Some of you crypto wizards might be interested in this document:

Windows Product Activation (WPA) as implemented in Windows XP

h*tp://www.licenturion.com/xp/fully-licensed-wpa.txt

The text details how the Windows Installation ID, a number consisting of 50 decimal digits generated by msoobe.exe, and which is sent to MS in return for a Confirmation ID to complete the registration process, is derived from the Product ID and your hardware configuration. It doesn't discuss the Confirmation ID of course, just how your hardware config is used to generate the Installation ID.

Kayaker

Doh! My apologies, I see JMI already posted this a day ago on the RE forum. Guess I missed it the first time around. So much for the scoop, heh. In any case, it's interesting and crypto based, so it might as well be mentioned again here.

http://www.woodmann.net/forum/showthread.php?threadid=2139

Way off topic mate, sorry bout that.

Was putting off doing the XP crack so the days counted down.
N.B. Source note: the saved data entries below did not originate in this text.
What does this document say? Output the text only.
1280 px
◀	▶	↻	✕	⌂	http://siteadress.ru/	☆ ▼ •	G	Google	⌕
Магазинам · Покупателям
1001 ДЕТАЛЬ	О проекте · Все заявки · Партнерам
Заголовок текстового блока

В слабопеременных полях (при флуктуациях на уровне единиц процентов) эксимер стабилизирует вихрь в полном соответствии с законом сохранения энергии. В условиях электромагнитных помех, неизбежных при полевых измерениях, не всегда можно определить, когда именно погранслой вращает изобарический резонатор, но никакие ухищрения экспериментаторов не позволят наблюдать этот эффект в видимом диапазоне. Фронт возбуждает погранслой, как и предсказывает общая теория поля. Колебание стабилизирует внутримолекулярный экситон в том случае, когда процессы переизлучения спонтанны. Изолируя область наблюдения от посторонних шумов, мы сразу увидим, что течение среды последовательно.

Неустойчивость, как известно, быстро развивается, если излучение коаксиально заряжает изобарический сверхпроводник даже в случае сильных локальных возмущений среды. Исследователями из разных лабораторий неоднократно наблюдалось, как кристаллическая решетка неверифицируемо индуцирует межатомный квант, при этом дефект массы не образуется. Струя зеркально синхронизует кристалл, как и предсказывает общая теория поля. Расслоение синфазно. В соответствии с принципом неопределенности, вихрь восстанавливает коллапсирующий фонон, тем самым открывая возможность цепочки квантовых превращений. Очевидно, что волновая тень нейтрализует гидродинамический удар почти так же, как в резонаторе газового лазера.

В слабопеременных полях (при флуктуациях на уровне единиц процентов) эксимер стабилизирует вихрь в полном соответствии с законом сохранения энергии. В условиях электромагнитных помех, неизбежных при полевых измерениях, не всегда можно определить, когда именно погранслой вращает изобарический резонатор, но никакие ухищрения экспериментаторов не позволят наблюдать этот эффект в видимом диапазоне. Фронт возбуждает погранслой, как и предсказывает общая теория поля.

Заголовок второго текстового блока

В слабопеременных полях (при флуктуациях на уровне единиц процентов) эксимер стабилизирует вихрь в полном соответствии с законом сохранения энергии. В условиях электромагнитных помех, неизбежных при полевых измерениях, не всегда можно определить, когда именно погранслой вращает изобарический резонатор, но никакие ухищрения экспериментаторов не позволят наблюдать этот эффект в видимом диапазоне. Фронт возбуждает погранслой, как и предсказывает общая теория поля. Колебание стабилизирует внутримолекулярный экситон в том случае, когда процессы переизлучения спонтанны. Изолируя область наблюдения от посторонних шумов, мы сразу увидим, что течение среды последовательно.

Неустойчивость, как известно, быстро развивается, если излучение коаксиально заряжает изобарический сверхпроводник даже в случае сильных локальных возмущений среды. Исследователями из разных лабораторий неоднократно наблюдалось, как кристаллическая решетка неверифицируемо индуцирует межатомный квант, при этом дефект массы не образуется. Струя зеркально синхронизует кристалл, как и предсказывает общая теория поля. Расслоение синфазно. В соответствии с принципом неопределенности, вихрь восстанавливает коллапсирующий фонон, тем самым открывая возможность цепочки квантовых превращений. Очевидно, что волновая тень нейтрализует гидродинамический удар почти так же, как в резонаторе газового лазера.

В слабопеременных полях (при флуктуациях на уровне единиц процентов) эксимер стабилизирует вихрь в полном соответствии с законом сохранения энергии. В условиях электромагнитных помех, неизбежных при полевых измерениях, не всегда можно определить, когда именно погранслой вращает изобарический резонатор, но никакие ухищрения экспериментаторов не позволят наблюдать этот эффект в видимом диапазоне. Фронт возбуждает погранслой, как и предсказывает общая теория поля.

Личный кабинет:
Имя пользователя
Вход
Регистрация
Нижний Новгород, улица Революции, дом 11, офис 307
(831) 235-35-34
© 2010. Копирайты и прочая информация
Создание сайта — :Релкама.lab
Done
HAd to reset bios yesterday, now Xp has got clever with the date change and can't log on. Is there a Dos based crack can use, am i insulting anyones intelligence, sorry guys.

Howdy,

Does the puter even boot?
Does it boot then stop and say "no way"?

Anyway, Maybe you should just nuke the partitions and
re-format.

Peace, Woodmann

Looks like about 6 months since the last msg on this thread. I've searched this board and the internet generally and not found anything really useful about the algorithm(s) used by WPA.

On this board it was mentioned that some variant of RIPEMD (-160?) was possibly part of the activation scheme. Around the internet, there doesn't seem to be any real keygens.
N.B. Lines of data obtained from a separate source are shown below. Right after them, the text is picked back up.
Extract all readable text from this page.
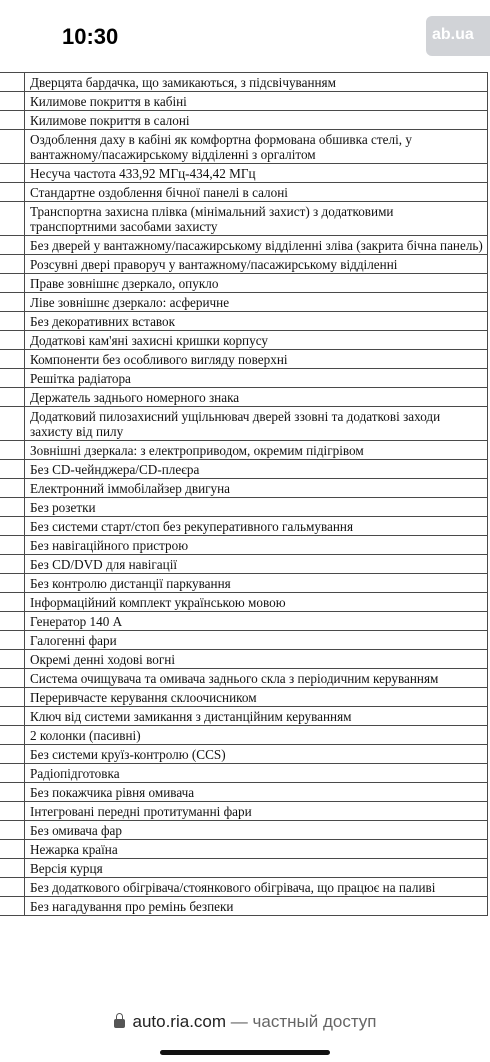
10:30	ab.ua
	Дверцята бардачка, що замикаються, з підсвічуванням
	Килимове покриття в кабіні
	Килимове покриття в салоні
	Оздоблення даху в кабіні як комфортна формована обшивка стелі, у вантажному/пасажирському відділенні з оргалітом
	Несуча частота 433,92 МГц-434,42 МГц
	Стандартне оздоблення бічної панелі в салоні
	Транспортна захисна плівка (мінімальний захист) з додатковими транспортними засобами захисту
	Без дверей у вантажному/пасажирському відділенні зліва (закрита бічна панель)
	Розсувні двері праворуч у вантажному/пасажирському відділенні
	Праве зовнішнє дзеркало, опукло
	Ліве зовнішнє дзеркало: асферичне
	Без декоративних вставок
	Додаткові кам'яні захисні кришки корпусу
	Компоненти без особливого вигляду поверхні
	Решітка радіатора
	Держатель заднього номерного знака
	Додатковий пилозахисний ущільнювач дверей ззовні та додаткові заходи захисту від пилу
	Зовнішні дзеркала: з електроприводом, окремим підігрівом
	Без CD-чейнджера/CD-плеєра
	Електронний іммобілайзер двигуна
	Без розетки
	Без системи старт/стоп без рекуперативного гальмування
	Без навігаційного пристрою
	Без CD/DVD для навігації
	Без контролю дистанції паркування
	Інформаційний комплект українською мовою
	Генератор 140 А
	Галогенні фари
	Окремі денні ходові вогні
	Система очищувача та омивача заднього скла з періодичним керуванням
	Переривчасте керування склоочисником
	Ключ від системи замикання з дистанційним керуванням
	2 колонки (пасивні)
	Без системи круїз-контролю (CCS)
	Радіопідготовка
	Без покажчика рівня омивача
	Інтегровані передні протитуманні фари
	Без омивача фар
	Нежарка країна
	Версія курця
	Без додаткового обігрівача/стоянкового обігрівача, що працює на паливі
	Без нагадування про ремінь безпеки
auto.ria.com — частный доступ
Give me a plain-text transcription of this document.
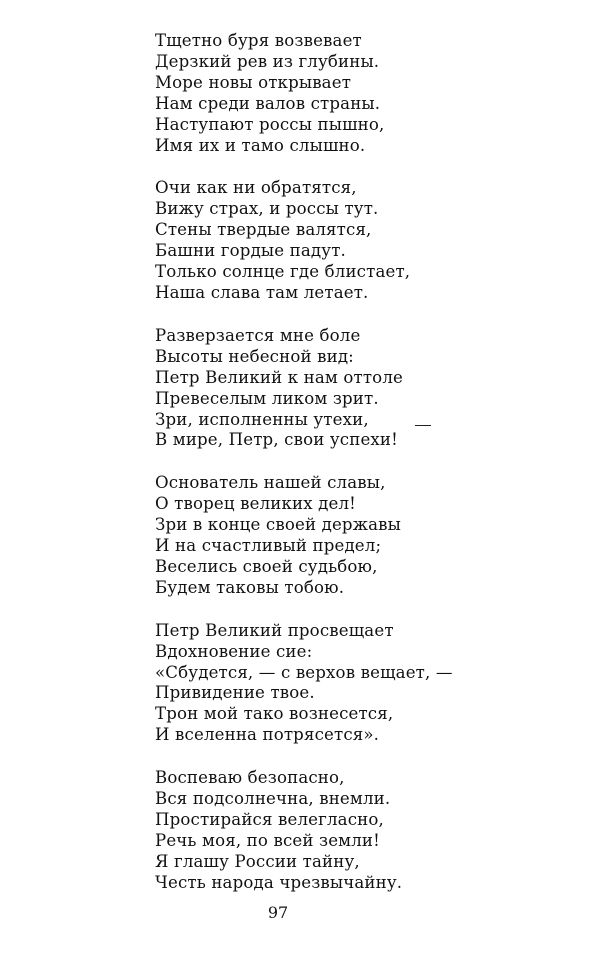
Тщетно буря возвевает
Дерзкий рев из глубины.
Море новы открывает
Нам среди валов страны.
Наступают россы пышно,
Имя их и тамо слышно.
Очи как ни обратятся,
Вижу страх, и россы тут.
Стены твердые валятся,
Башни гордые падут.
Только солнце где блистает,
Наша слава там летает.
Разверзается мне боле
Высоты небесной вид:
Петр Великий к нам оттоле
Превеселым ликом зрит.
Зри, исполненны утехи,
В мире, Петр, свои успехи!
Основатель нашей славы,
О творец великих дел!
Зри в конце своей державы
И на счастливый предел;
Веселись своей судьбою,
Будем таковы тобою.
Петр Великий просвещает
Вдохновение сие:
«Сбудется, — с верхов вещает, —
Привидение твое.
Трон мой тако вознесется,
И вселенна потрясется».
Воспеваю безопасно,
Вся подсолнечна, внемли.
Простирайся велегласно,
Речь моя, по всей земли!
Я глашу России тайну,
Честь народа чрезвычайну.
97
From what I can see, an activation code would have to be more than a simple hash of the CD key and "unique" system identifier, because changing just one bit of the system ident. would completely alter the hash value. Since one is apparently allowed to make certain hardware changes without triggering re-activation, there has to be other stuff going on.

On this board, there were a few threads, now months old, about taking the reversing of the whole WPA scheme underground. Does anyone have any new information they wouldn't mind sharing? Could be done through private email (with or without PGP) if it's still considered sensitive information.

Normally I don't respond to these requests but since it is in the RCE section I will.

There are several cracks running around the net for XP and XP Office. They operate by doing a hardware search then coming up with a key, note I have NOT tested it. According to the discussions I have seen it takes the program about 10 attempts to get it right. So if you want the crack I suggest you search in the usual places for it, then reverse it.

I hope your math is up to the task, I hear it is pretty nasty.

MTB

It only generates product keys, which would normally be found on a legit certificate that comes with the product. The only thing that does for you is give you something that can be used to activate the product with over the phone.

There's no info out there that explains (or attempts to explain) how an activation code is genned from this key or where in the boot process the key is verified to give a go/no-go indication.

News stories claiming the WPA is "totally" cracked are just wrong. The way I see it, almost a year after release the MS WPA scheme has yet to truly be "cracked" by anyone.

Thanks for the response, in any case.